Good things do come in small packages. Behold the Saturnian moon Methone, photographed at high resolution for the first time on May 20, 2012:
NASA / JPL / SSI / Phil Stooke
Methone is a small (3-kilometer) moon of Saturn that orbits between Mimas and Enceladus near Anthe and Pallene. Cassini captured high-resolution views of it on May 20, 2012.
What a funny little egg of a moon, so smooth! The bright stripe that covers the pointier end is a real feature, not just an artifact of image processing. There are subtler albedo variations across the rest of the moon, some of which may be real. The data are a bit messy, with lots of cosmic ray hits that must be painted out in order to produce a pretty view like the one Phil Stooke made above.
If you're not familiar with Methone, you're not alone; little is known about it. Methone is one of the smallest regular moons of Saturn, having a diameter of only about 3 kilometers. It was the first moon that Cassini discovered, very early in Cassini's mission at Saturn, in 2004. Other Cassini-discovered moons include Daphnis, which is within the A ring; Anthe and Pallene, which orbit very close to Methone in the space between Mimas and Enceladus; and Polydeuces, the trailing companion of Dione.
Methone is a tough target for detailed imaging from Cassini. How many pixels Cassini can get on an object depends on Cassini's proximity to it. Cassini's narrow-angle camera has an angular resolution of 0.00006 radians.

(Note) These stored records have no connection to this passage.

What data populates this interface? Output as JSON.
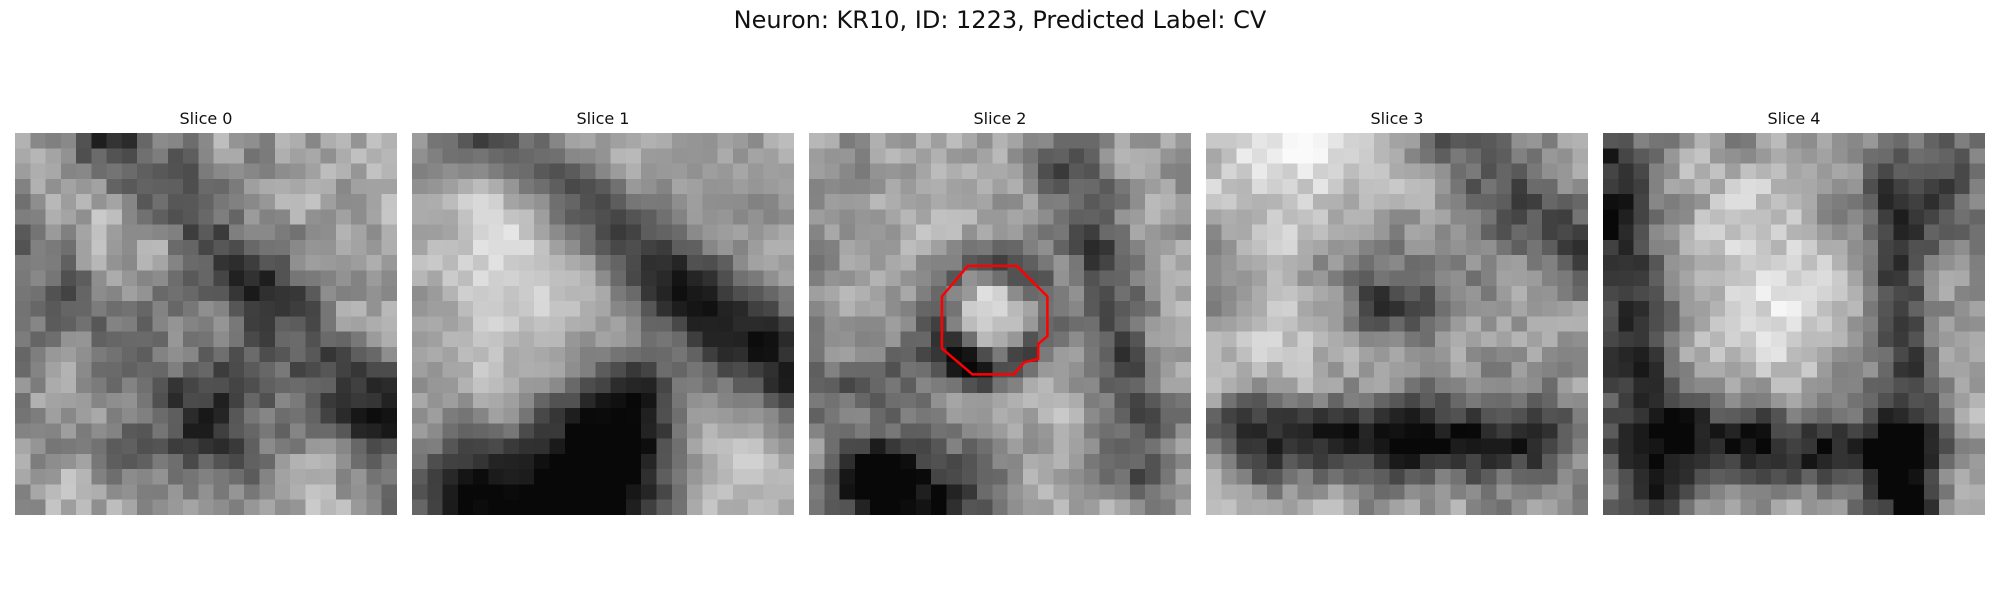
{
  "figure": {
    "title": "Neuron: KR10, ID: 1223, Predicted Label: CV"
  },
  "panels": [
    {
      "title": "Slice 0",
      "has_contour": false
    },
    {
      "title": "Slice 1",
      "has_contour": false
    },
    {
      "title": "Slice 2",
      "has_contour": true
    },
    {
      "title": "Slice 3",
      "has_contour": false
    },
    {
      "title": "Slice 4",
      "has_contour": false
    }
  ],
  "image": {
    "colormap": "grayscale",
    "grid_size": 25
  },
  "contour": {
    "color": "#ff0000",
    "panel": "Slice 2"
  }
}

For Cassini to achieve a resolution of 3 kilometers per pixel on any object, it must pass within half a million kilometers. That isn't too hard. But Methone is only 3 kilometers across, so at half a million kilometers Cassini would see no detail whatsoever. I usually consider 100 pixels to be a rough minimum for what I would call a decent picture of a world. To get 100 pixels on Methone, Cassini has to pass within 5,000 kilometers. That is really quite close
Distances in the Saturn system are large enough that it's pretty rare for Cassini to get within 5,000 kilometers of any body. But it's especially hard for Methone (and Anthe and Pallene, for that matter), because they are especially close to Saturn. They all orbit at about 200,000 kilometers from the planet. And that's about as close as Cassini gets to Saturn, at least right now. So opportunities for good imaging of these moons from Cassini can only occur during the very brief period on each orbit that Cassini is near its closest approach to Saturn -- a time when Cassini is also moving at its highest speed.

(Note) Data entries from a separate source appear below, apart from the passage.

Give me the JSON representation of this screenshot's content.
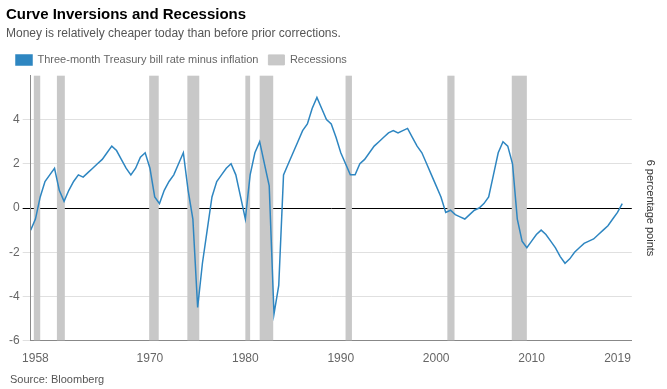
{
  "chart_data": {
    "type": "line",
    "title": "Curve Inversions and Recessions",
    "subtitle": "Money is relatively cheaper today than before prior corrections.",
    "ylabel": "6 percentage points",
    "source": "Source: Bloomberg",
    "legend": "upper left",
    "grid": "y",
    "xlim": [
      1957.5,
      2020.5
    ],
    "xticks": [
      1958,
      1970,
      1980,
      1990,
      2000,
      2010,
      2019
    ],
    "ylim": [
      -6,
      6
    ],
    "yticks": [
      -6,
      -4,
      -2,
      0,
      2,
      4
    ],
    "x": [
      1957.5,
      1958.0,
      1958.5,
      1959.0,
      1959.5,
      1960.0,
      1960.5,
      1961.0,
      1961.5,
      1962.0,
      1962.5,
      1963.0,
      1963.5,
      1964.0,
      1964.5,
      1965.0,
      1965.5,
      1966.0,
      1966.5,
      1967.0,
      1967.5,
      1968.0,
      1968.5,
      1969.0,
      1969.5,
      1970.0,
      1970.5,
      1971.0,
      1971.5,
      1972.0,
      1972.5,
      1973.0,
      1973.5,
      1974.0,
      1974.5,
      1975.0,
      1975.5,
      1976.0,
      1976.5,
      1977.0,
      1977.5,
      1978.0,
      1978.5,
      1979.0,
      1979.5,
      1980.0,
      1980.5,
      1981.0,
      1981.5,
      1982.0,
      1982.5,
      1983.0,
      1983.5,
      1984.0,
      1984.5,
      1985.0,
      1985.5,
      1986.0,
      1986.5,
      1987.0,
      1987.5,
      1988.0,
      1988.5,
      1989.0,
      1989.5,
      1990.0,
      1990.5,
      1991.0,
      1991.5,
      1992.0,
      1992.5,
      1993.0,
      1993.5,
      1994.0,
      1994.5,
      1995.0,
      1995.5,
      1996.0,
      1996.5,
      1997.0,
      1997.5,
      1998.0,
      1998.5,
      1999.0,
      1999.5,
      2000.0,
      2000.5,
      2001.0,
      2001.5,
      2002.0,
      2002.5,
      2003.0,
      2003.5,
      2004.0,
      2004.5,
      2005.0,
      2005.5,
      2006.0,
      2006.5,
      2007.0,
      2007.5,
      2008.0,
      2008.5,
      2009.0,
      2009.5,
      2010.0,
      2010.5,
      2011.0,
      2011.5,
      2012.0,
      2012.5,
      2013.0,
      2013.5,
      2014.0,
      2014.5,
      2015.0,
      2015.5,
      2016.0,
      2016.5,
      2017.0,
      2017.5,
      2018.0,
      2018.5,
      2019.0,
      2019.5
    ],
    "series": [
      {
        "name": "Three-month Treasury bill rate minus inflation",
        "color": "#2E86C1",
        "values": [
          -1.0,
          -0.5,
          0.5,
          1.2,
          1.5,
          1.8,
          0.8,
          0.3,
          0.8,
          1.2,
          1.5,
          1.4,
          1.6,
          1.8,
          2.0,
          2.2,
          2.5,
          2.8,
          2.6,
          2.2,
          1.8,
          1.5,
          1.8,
          2.3,
          2.5,
          1.8,
          0.5,
          0.2,
          0.8,
          1.2,
          1.5,
          2.0,
          2.5,
          0.8,
          -0.5,
          -4.5,
          -2.5,
          -1.0,
          0.5,
          1.2,
          1.5,
          1.8,
          2.0,
          1.5,
          0.5,
          -0.5,
          1.5,
          2.5,
          3.0,
          2.0,
          1.0,
          -4.8,
          -3.5,
          1.5,
          2.0,
          2.5,
          3.0,
          3.5,
          3.8,
          4.5,
          5.0,
          4.5,
          4.0,
          3.8,
          3.2,
          2.5,
          2.0,
          1.5,
          1.5,
          2.0,
          2.2,
          2.5,
          2.8,
          3.0,
          3.2,
          3.4,
          3.5,
          3.4,
          3.5,
          3.6,
          3.2,
          2.8,
          2.5,
          2.0,
          1.5,
          1.0,
          0.5,
          -0.2,
          -0.1,
          -0.3,
          -0.4,
          -0.5,
          -0.3,
          -0.1,
          0.0,
          0.2,
          0.5,
          1.5,
          2.5,
          3.0,
          2.8,
          2.0,
          -0.5,
          -1.5,
          -1.8,
          -1.5,
          -1.2,
          -1.0,
          -1.2,
          -1.5,
          -1.8,
          -2.2,
          -2.5,
          -2.3,
          -2.0,
          -1.8,
          -1.6,
          -1.5,
          -1.4,
          -1.2,
          -1.0,
          -0.8,
          -0.5,
          -0.2,
          0.2
        ]
      }
    ],
    "shaded_ranges": {
      "name": "Recessions",
      "color": "#C8C8C8",
      "ranges": [
        [
          1957.83,
          1958.5
        ],
        [
          1960.25,
          1961.08
        ],
        [
          1969.92,
          1970.92
        ],
        [
          1973.92,
          1975.17
        ],
        [
          1980.0,
          1980.5
        ],
        [
          1981.5,
          1982.92
        ],
        [
          1990.5,
          1991.17
        ],
        [
          2001.17,
          2001.92
        ],
        [
          2007.92,
          2009.5
        ]
      ]
    }
  }
}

All of which is to explain why it's been almost eight years since Methone was discovered, and we've never yet had good pictures of it, until now. Like everything else seen for the first time in the Saturn system, Methone's appearance is a surprise. The thing is as smooth and round as an egg. Ordinarily, things in the solar system that are this small are not so round. Here are pictures of two asteroids visited by spacecraft whose diameters are in the same ballpark as Methone's: Steins (5 kilometers) and Gaspra (18 by 9 kilometers). They are decidedly non-round.

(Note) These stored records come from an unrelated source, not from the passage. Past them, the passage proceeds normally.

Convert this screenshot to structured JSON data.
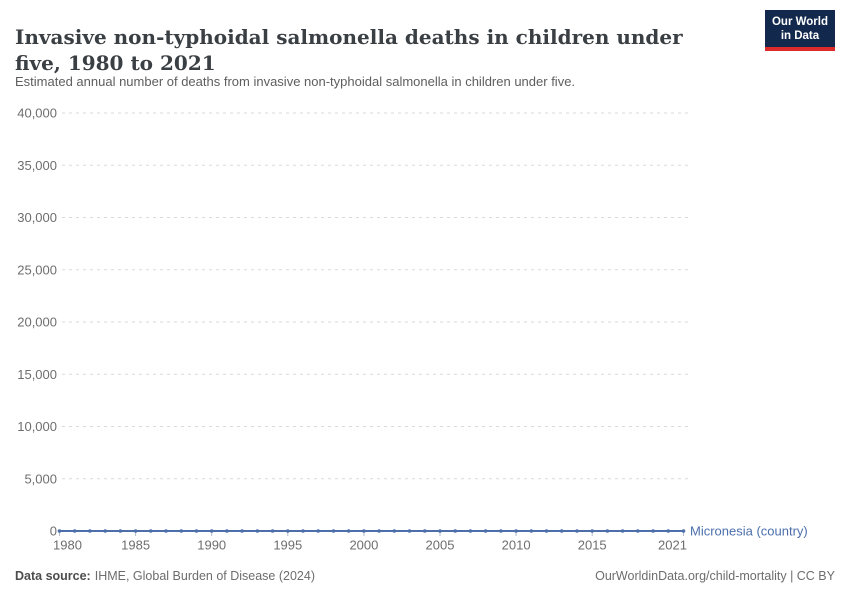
{
  "header": {
    "title": "Invasive non-typhoidal salmonella deaths in children under five, 1980 to 2021",
    "subtitle": "Estimated annual number of deaths from invasive non-typhoidal salmonella in children under five.",
    "logo": {
      "line1": "Our World",
      "line2": "in Data",
      "bg_color": "#12294d",
      "accent_color": "#dd2a2a"
    }
  },
  "chart_data": {
    "type": "line",
    "title": "Invasive non-typhoidal salmonella deaths in children under five, 1980 to 2021",
    "x": [
      1980,
      1981,
      1982,
      1983,
      1984,
      1985,
      1986,
      1987,
      1988,
      1989,
      1990,
      1991,
      1992,
      1993,
      1994,
      1995,
      1996,
      1997,
      1998,
      1999,
      2000,
      2001,
      2002,
      2003,
      2004,
      2005,
      2006,
      2007,
      2008,
      2009,
      2010,
      2011,
      2012,
      2013,
      2014,
      2015,
      2016,
      2017,
      2018,
      2019,
      2020,
      2021
    ],
    "series": [
      {
        "name": "Micronesia (country)",
        "color": "#4c6fab",
        "values": [
          0,
          0,
          0,
          0,
          0,
          0,
          0,
          0,
          0,
          0,
          0,
          0,
          0,
          0,
          0,
          0,
          0,
          0,
          0,
          0,
          0,
          0,
          0,
          0,
          0,
          0,
          0,
          0,
          0,
          0,
          0,
          0,
          0,
          0,
          0,
          0,
          0,
          0,
          0,
          0,
          0,
          0
        ]
      }
    ],
    "x_ticks": [
      1980,
      1985,
      1990,
      1995,
      2000,
      2005,
      2010,
      2015,
      2021
    ],
    "y_ticks": [
      0,
      5000,
      10000,
      15000,
      20000,
      25000,
      30000,
      35000,
      40000
    ],
    "xlim": [
      1980,
      2021
    ],
    "ylim": [
      0,
      40000
    ],
    "grid": "horizontal-dashed",
    "legend": "label-at-line-end",
    "marker": "circle-every-year",
    "gridline_color": "#dadada",
    "tick_label_color": "#6e6e6e"
  },
  "footer": {
    "source_label": "Data source:",
    "source_text": "IHME, Global Burden of Disease (2024)",
    "credit": "OurWorldinData.org/child-mortality | CC BY"
  }
}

ESA / OSIRIS Team MPS / UPD / LAM / IAA / RSSD / INTA / UPM / DASP / IDA / Daniel Machacek
Steins, in color
Global view of asteroid 2867 Steins as seen by Rosetta on September 5, 2008, processed by Daniel Machacek.
Methone is really shockingly round. Some of the other small moons that orbit near the rings have a smoothed appearance, but they all still have some craters or some topography. The smoothness probably results from these things collecting dust, a substance that there is a lot of in this part of the Saturn system, but it's kind of hard to understand what could make the dust slide around to fill every topographic low on this little world, covering it with what's essentially a global ocean of very puffy dust. I think the roundness tells us that whatever Methone is made of, that material behaves like a liquid -- it has no strength to hold any shape whatsoever. Maybe Methone is nothing but a big ball of dust. I wonder what it would be like up close? I'm trying to imagine it. I have no idea if this is realistic, but I'm imagining that if I approached it relatively slowly (at kilometers per hour rather than kilometers per second speed), my momentum might carry me right into and even through the moon. It'd be like encountering an orbiting dust storm rather than like landing on something solid.
Methone is undeniably round. If it were orbiting the Sun independently of Saturn, would it qualify for planethood? Certainly not, because it would fail the gravitational-sway test (it's too small for its gravity to exert control over any region of space). Still, it's interesting and surprising that a body so small can be so round.